Prices differ for squeeze-out and sell-out**
Previously the squeeze-out and the sell-out prices were subject to the same formula for listed entities: the 30-day weighted average of the stock price, such 30-days ending on the day preceding the date, on which the disclosure of triggering the shareholding threshold was made by the controlling shareholder (Triggering Date).
Now, the Squeeze-out Communiqué keeps the above formula for squeeze-out prices of listed entities but introduces a different price formula for sell-out rights. Accordingly, the sell-out price shall be the higher of:
(i) the price determined under the mandatory valuation report;
(ii) the price applied for a mandatory tender offer which was conducted within the one year period preceding the Triggering Date;
(iii) the squeeze-out price;
(iv) the six months’ weighted average of the stock price, such six months ending on the Triggering Date;
(v) the one year weighted average of the stock price, such one year ending on the Triggering Date; and,
(vi) the five years’ weighted average of the stock price, such five years ending on the Triggering Date.

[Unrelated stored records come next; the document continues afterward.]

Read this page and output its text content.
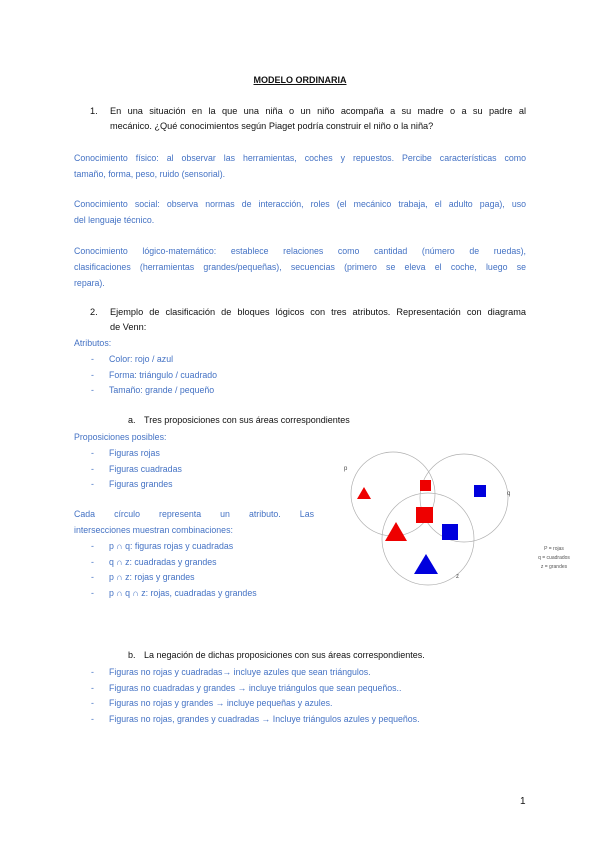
MODELO ORDINARIA
1.	En una situación en la que una niña o un niño acompaña a su madre o a su padre al
mecánico. ¿Qué conocimientos según Piaget podría construir el niño o la niña?
Conocimiento físico: al observar las herramientas, coches y repuestos. Percibe características como
tamaño, forma, peso, ruido (sensorial).
Conocimiento social: observa normas de interacción, roles (el mecánico trabaja, el adulto paga), uso
del lenguaje técnico.
Conocimiento lógico-matemático: establece relaciones como cantidad (número de ruedas),
clasificaciones (herramientas grandes/pequeñas), secuencias (primero se eleva el coche, luego se
repara).
2.	Ejemplo de clasificación de bloques lógicos con tres atributos. Representación con diagrama
de Venn:
Atributos:
- Color: rojo / azul
- Forma: triángulo / cuadrado
- Tamaño: grande / pequeño
a. Tres proposiciones con sus áreas correspondientes
Proposiciones posibles:
- Figuras rojas
- Figuras cuadradas
- Figuras grandes
Cada círculo representa un atributo. Las
intersecciones muestran combinaciones:
- p ∩ q: figuras rojas y cuadradas
- q ∩ z: cuadradas y grandes
- p ∩ z: rojas y grandes
- p ∩ q ∩ z: rojas, cuadradas y grandes
p
q
z
P = rojas
q = cuadrados
z = grandes
b. La negación de dichas proposiciones con sus áreas correspondientes.
- Figuras no rojas y cuadradas→ incluye azules que sean triángulos.
- Figuras no cuadradas y grandes → incluye triángulos que sean pequeños..
- Figuras no rojas y grandes → incluye pequeñas y azules.
- Figuras no rojas, grandes y cuadradas → Incluye triángulos azules y pequeños.
1
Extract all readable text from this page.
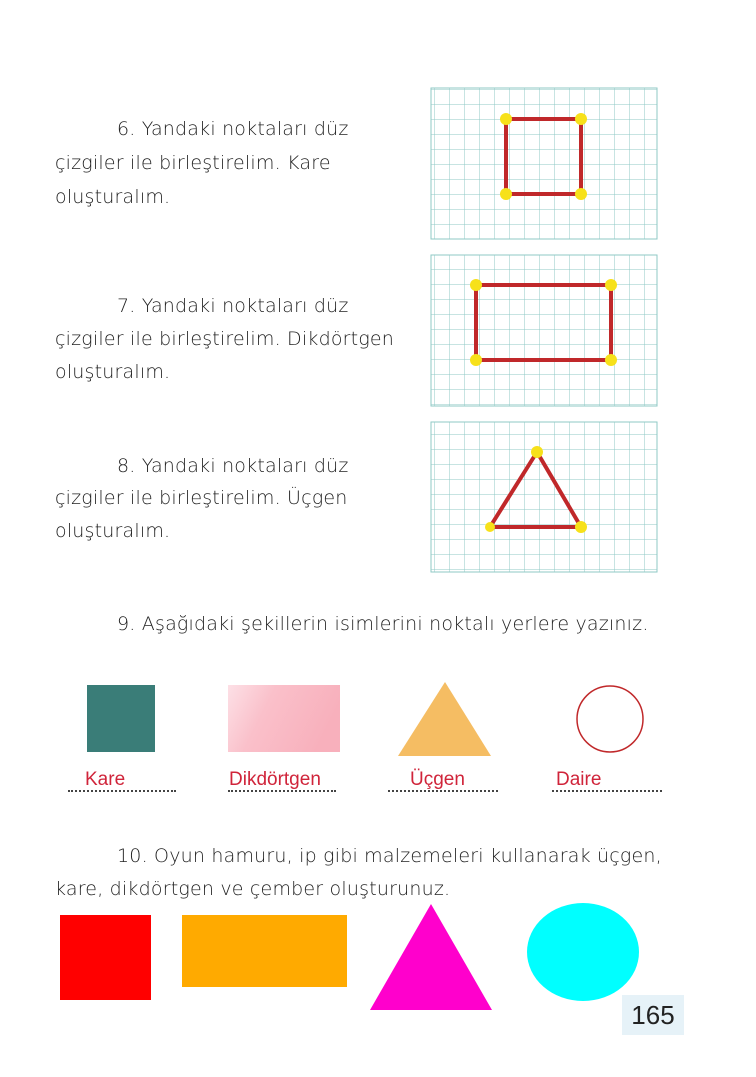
6. Yandaki noktaları düz
çizgiler ile birleştirelim. Kare
oluşturalım.
7. Yandaki noktaları düz
çizgiler ile birleştirelim. Dikdörtgen
oluşturalım.
8. Yandaki noktaları düz
çizgiler ile birleştirelim. Üçgen
oluşturalım.
9. Aşağıdaki şekillerin isimlerini noktalı yerlere yazınız.
Kare	Dikdörtgen	Üçgen	Daire
10. Oyun hamuru, ip gibi malzemeleri kullanarak üçgen,
kare, dikdörtgen ve çember oluşturunuz.
165
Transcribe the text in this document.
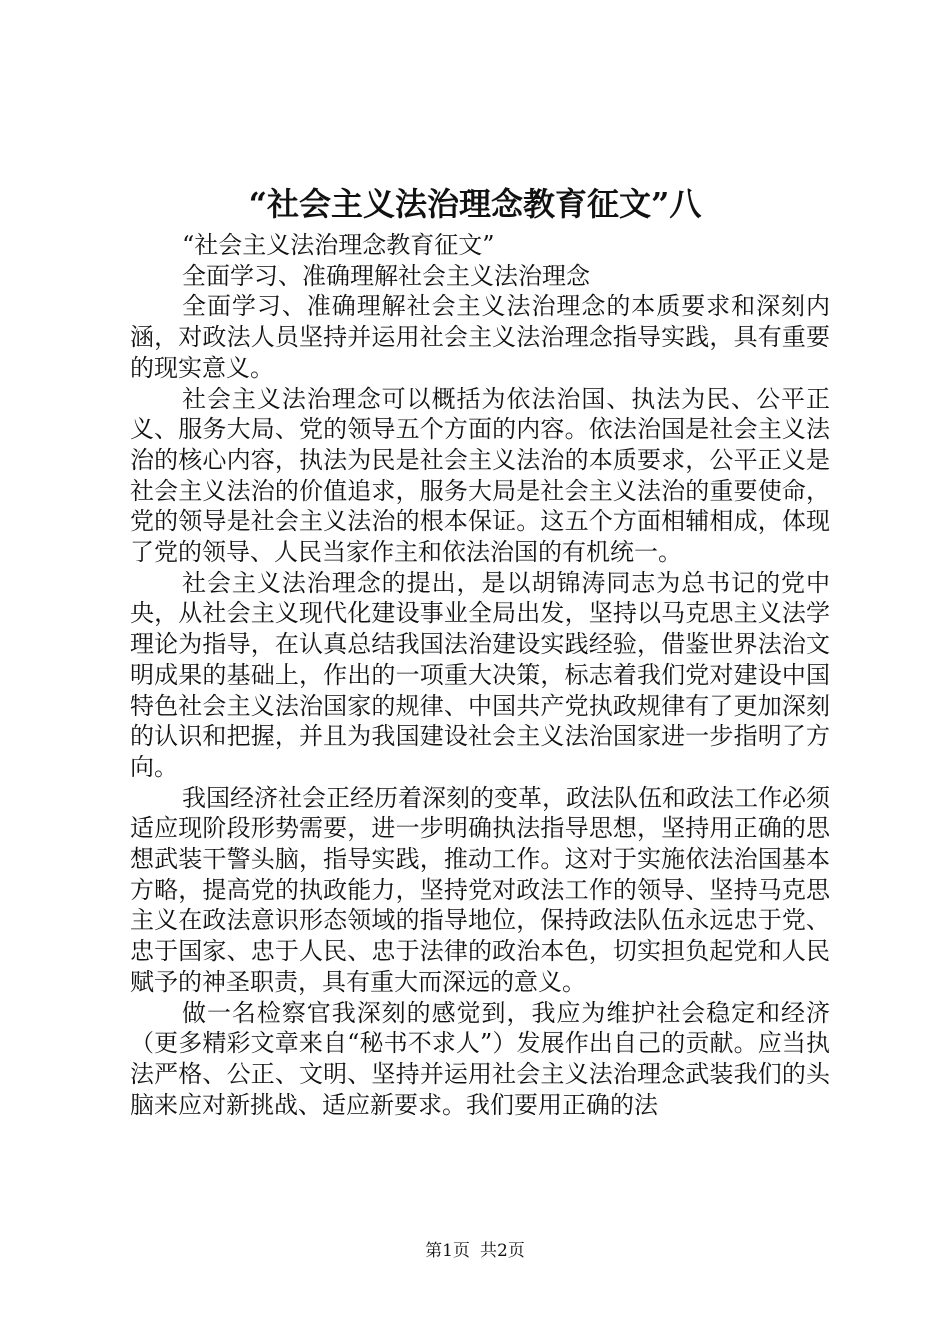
“社会主义法治理念教育征文”八

“社会主义法治理念教育征文”

全面学习、准确理解社会主义法治理念

全面学习、准确理解社会主义法治理念的本质要求和深刻内涵，对政法人员坚持并运用社会主义法治理念指导实践，具有重要的现实意义。

社会主义法治理念可以概括为依法治国、执法为民、公平正义、服务大局、党的领导五个方面的内容。依法治国是社会主义法治的核心内容，执法为民是社会主义法治的本质要求，公平正义是社会主义法治的价值追求，服务大局是社会主义法治的重要使命，党的领导是社会主义法治的根本保证。这五个方面相辅相成，体现了党的领导、人民当家作主和依法治国的有机统一。

社会主义法治理念的提出，是以胡锦涛同志为总书记的党中央，从社会主义现代化建设事业全局出发，坚持以马克思主义法学理论为指导，在认真总结我国法治建设实践经验，借鉴世界法治文明成果的基础上，作出的一项重大决策，标志着我们党对建设中国特色社会主义法治国家的规律、中国共产党执政规律有了更加深刻的认识和把握，并且为我国建设社会主义法治国家进一步指明了方向。

我国经济社会正经历着深刻的变革，政法队伍和政法工作必须适应现阶段形势需要，进一步明确执法指导思想，坚持用正确的思想武装干警头脑，指导实践，推动工作。这对于实施依法治国基本方略，提高党的执政能力，坚持党对政法工作的领导、坚持马克思主义在政法意识形态领域的指导地位，保持政法队伍永远忠于党、忠于国家、忠于人民、忠于法律的政治本色，切实担负起党和人民赋予的神圣职责，具有重大而深远的意义。

做一名检察官我深刻的感觉到，我应为维护社会稳定和经济（更多精彩文章来自“秘书不求人”）发展作出自己的贡献。应当执法严格、公正、文明、坚持并运用社会主义法治理念武装我们的头脑来应对新挑战、适应新要求。我们要用正确的法

第1页 共2页
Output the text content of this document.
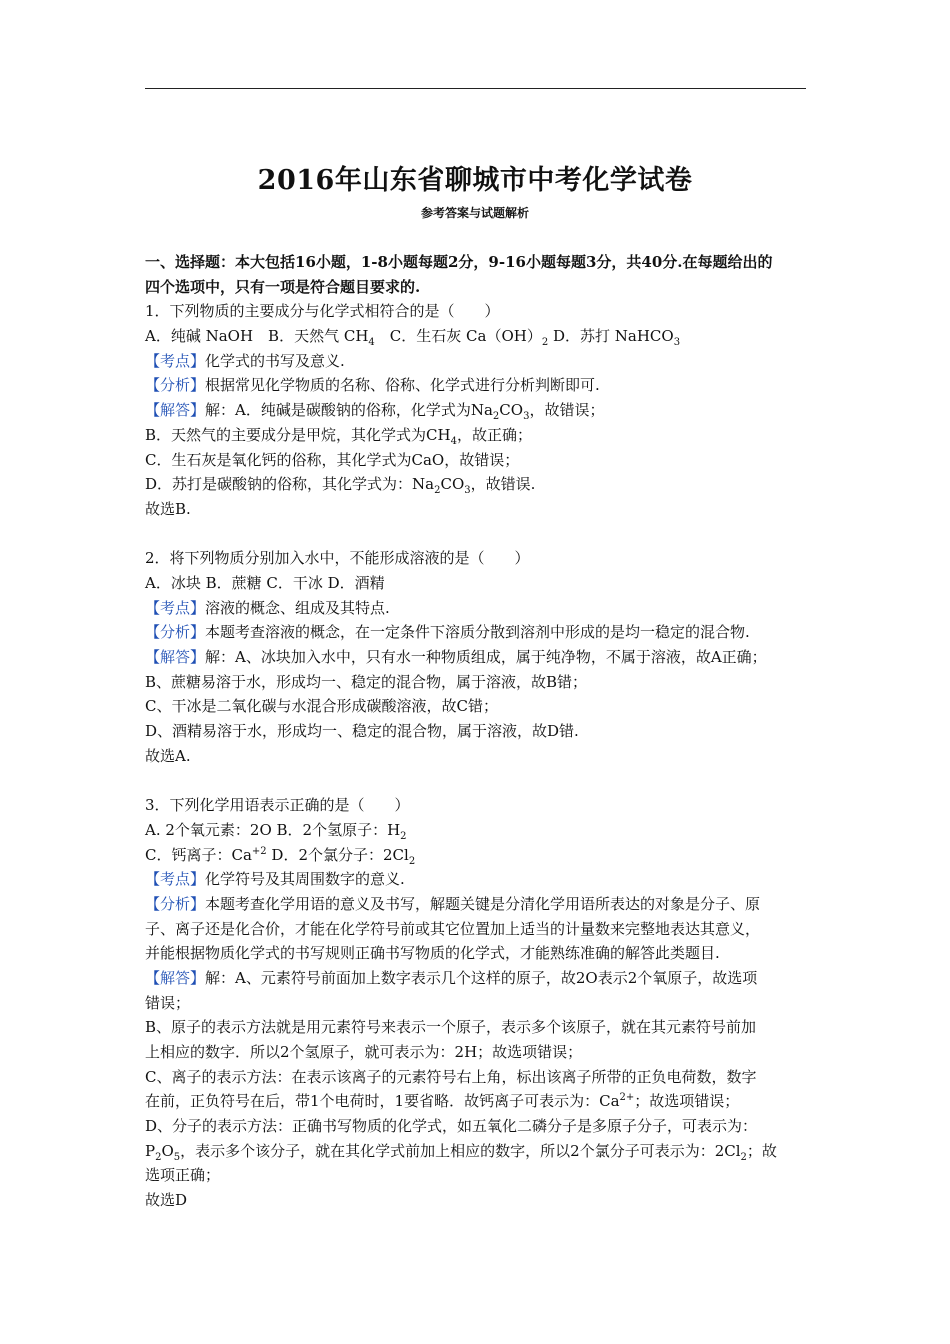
2016年山东省聊城市中考化学试卷
参考答案与试题解析
一、选择题：本大包括16小题，1-8小题每题2分，9-16小题每题3分，共40分.在每题给出的
四个选项中，只有一项是符合题目要求的.
1．下列物质的主要成分与化学式相符合的是（　　）
A．纯碱 NaOH　B．天然气 $CH_4$　C．生石灰 $Ca(OH)_2$ D．苏打 NaHCO$_3$
【考点】化学式的书写及意义.
【分析】根据常见化学物质的名称、俗称、化学式进行分析判断即可.
【解答】解：A．纯碱是碳酸钠的俗称，化学式为$Na_2CO_3$，故错误；
B．天然气的主要成分是甲烷，其化学式为$CH_4$，故正确；
C．生石灰是氧化钙的俗称，其化学式为CaO，故错误；
D．苏打是碳酸钠的俗称，其化学式为：$Na_2CO_3$，故错误.
故选B.
2．将下列物质分别加入水中，不能形成溶液的是（　　）
A．冰块 B．蔗糖 C．干冰 D．酒精
【考点】溶液的概念、组成及其特点.
【分析】本题考查溶液的概念，在一定条件下溶质分散到溶剂中形成的是均一稳定的混合物.
【解答】解：A、冰块加入水中，只有水一种物质组成，属于纯净物，不属于溶液，故A正确；
B、蔗糖易溶于水，形成均一、稳定的混合物，属于溶液，故B错；
C、干冰是二氧化碳与水混合形成碳酸溶液，故C错；
D、酒精易溶于水，形成均一、稳定的混合物，属于溶液，故D错.
故选A.
3．下列化学用语表示正确的是（　　）
A. 2个氧元素：2O B．2个氢原子：$H_2$
C．钙离子：$Ca^{+2}$ D．2个氯分子：$2Cl_2$
【考点】化学符号及其周围数字的意义.
【分析】本题考查化学用语的意义及书写，解题关键是分清化学用语所表达的对象是分子、原
子、离子还是化合价，才能在化学符号前或其它位置加上适当的计量数来完整地表达其意义，
并能根据物质化学式的书写规则正确书写物质的化学式，才能熟练准确的解答此类题目.
【解答】解：A、元素符号前面加上数字表示几个这样的原子，故2O表示2个氧原子，故选项
错误；
B、原子的表示方法就是用元素符号来表示一个原子，表示多个该原子，就在其元素符号前加
上相应的数字．所以2个氢原子，就可表示为：2H；故选项错误；
C、离子的表示方法：在表示该离子的元素符号右上角，标出该离子所带的正负电荷数，数字
在前，正负符号在后，带1个电荷时，1要省略．故钙离子可表示为：$Ca^{2+}$；故选项错误；
D、分子的表示方法：正确书写物质的化学式，如五氧化二磷分子是多原子分子，可表示为：
$P_2O_5$，表示多个该分子，就在其化学式前加上相应的数字，所以2个氯分子可表示为：$2Cl_2$；故
选项正确；
故选D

** For unlisted public entities the sell-out price shall be the higher of (i) the price determined under the mandatory valuation report; and (ii) the price applied for a mandatory tender offer which was conducted within the one year period preceding the Triggering Date. The squeeze out fee shall be determined under the mandatory valuation report.
What does it mean?
For minority shareholders: The new Squeeze-out Communiqué will serve to protect the interests of the minority shareholders. There is a possibility that the sell-out price may turn out higher than the squeeze-out price. In order to kick-off the sell-out price determination, a minority shareholder is required to exercise its sell-out right.
For listed entities & controlling shareholders: The increased threshold may well prove to be an obstacle for entities, which are considering delisting from the BIST. Further, it may have a negative impact on potential IPOs, since the way out of the capital markets and the BIST seems to have narrowed down.